A time for doing deals
Inter-party pacts should avoid flagrant contradictions, and not block most-voted parties
Polarization around the two major political forces on the national scene, the Popular Party (PP) and the Socialist Party (PSOE), has not in every case determined the political coloring of the local and regional governments now being formed in the wake of the May 22 elections. Although inter-party pacts are inevitable, considerations such as the proximity of the next general elections and, in the Basque Country, the adaptation of the other parties to the upsurge of the radical separatist coalition Bildu renders the combinations more complicated. Inter-party pacts, and the groups with whom they are made, will send one sort of message or another to the voters, who in 10 months will again be casting a ballot.
The leadership of United Left (IU) in Extremadura has opted for a vote among members to resolve the dilemma facing the party. This vote is more a sign of political immaturity than a praiseworthy exercise of internal democracy. It is an established principle that it is up to the most-voted party to make the first attempt to form a government. Thus the PP must negotiate with IU to obtain its favorable vote, or its abstention. If IU abstains, on the grounds of its differences with Fernández Vara's Socialists, it will be the PP that forms a regional government. And such an outcome would amount to an open contradiction with the two left-wing parties' declared aim of preventing the right from governing.

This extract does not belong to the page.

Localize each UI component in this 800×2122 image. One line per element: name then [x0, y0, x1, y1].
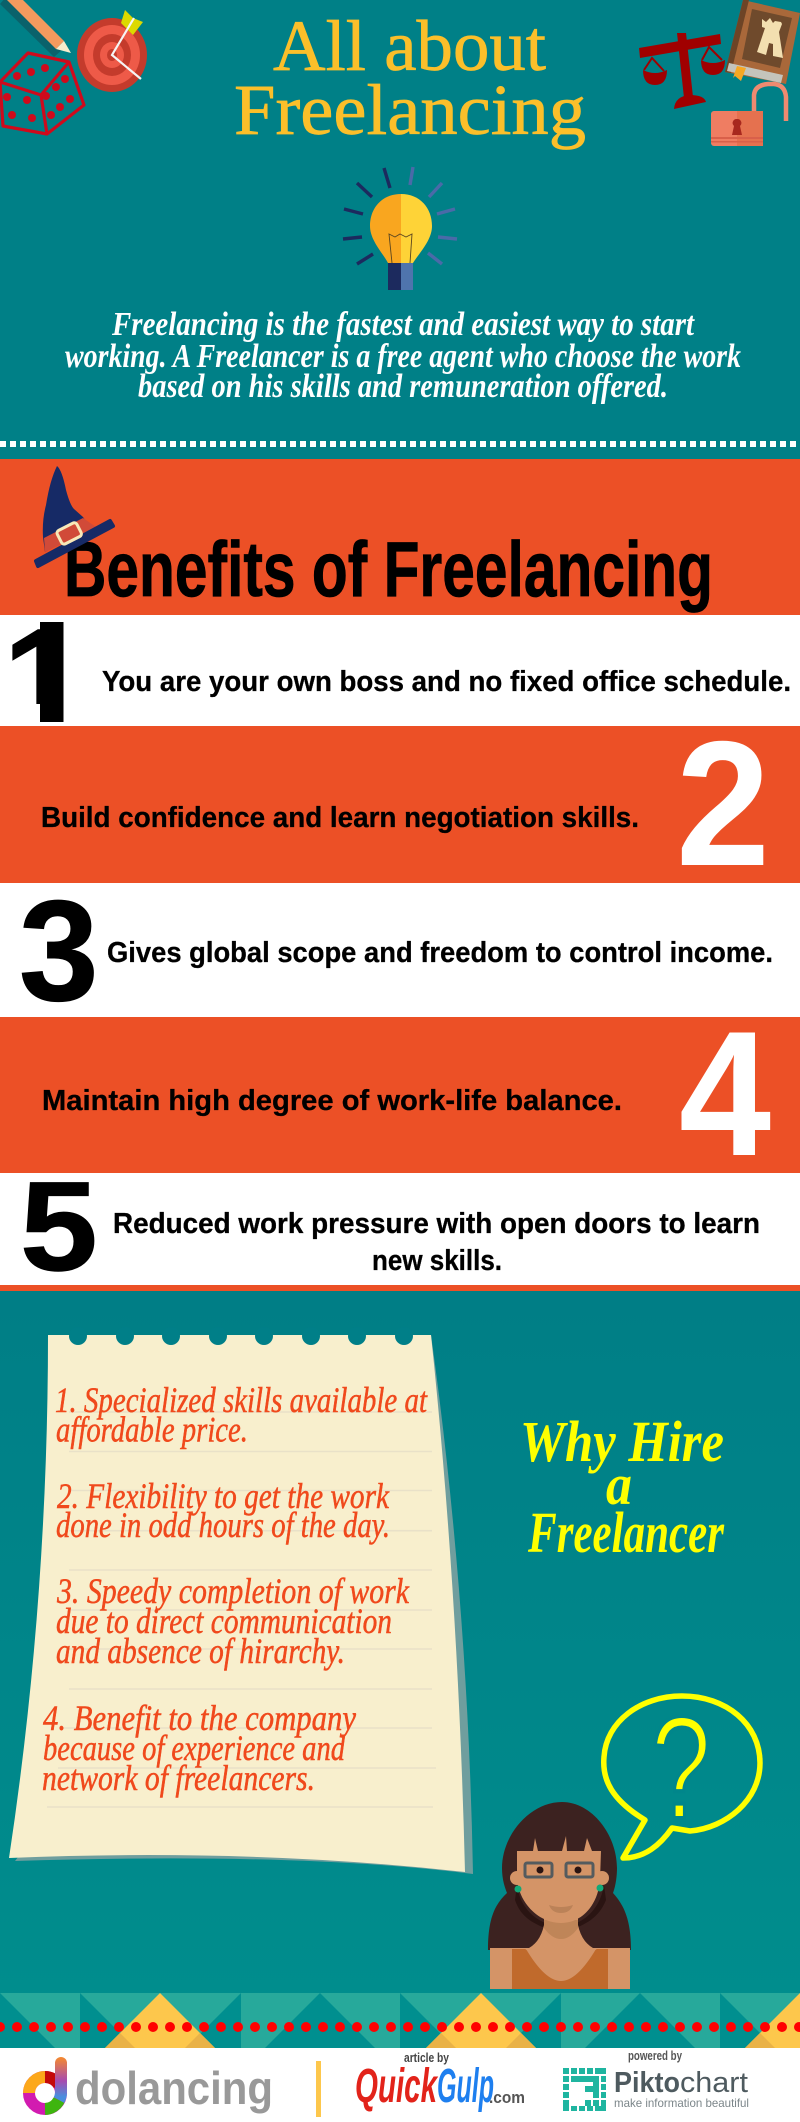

In Asturias the problem is of another nature. The split-off group in the Popular Party headed by Álvarez-Cascos is the most-voted slate, but needs an agreement with its former party in order to be invested. In this case, it is what might be called a family quarrel, in which the only obstacles to reaching an agreement have to do with the compatibility or otherwise between political leaders who on this occasion have taken different roads toward the satisfaction of their personal ambitions.
It is in the Basque Country, however, where the matter of pacts involves decisions that go beyond mere agreements to form majorities. The PSOE, the PP and the Basque Nationalist Party (PNV) have in their hands the possibility of reaching an understanding to keep, respectively, the mayoralty of San Sebastián and the provinces of Álava and Guipúzcoa. If they fail to do this, the Bildu coalition will obtain an important quota of official power. Reticence concerning Bildu is great, owing to the fact that the terrorist group ETA has not entirely disappeared, though it is said to be moribund.
Certain errors ought to be avoided in the area of inter-party pacts. Incompatible, contradictory combinations in local and regional governments would tend to aggravate the discredit of politics in general. Meanwhile, due procedures ought to be respected, whether or not the result is known beforehand. If a given party is the most voted, it must have the right to attempt to form a government, even if it fails. And only at this moment will it be advisable to put together alternative combinations.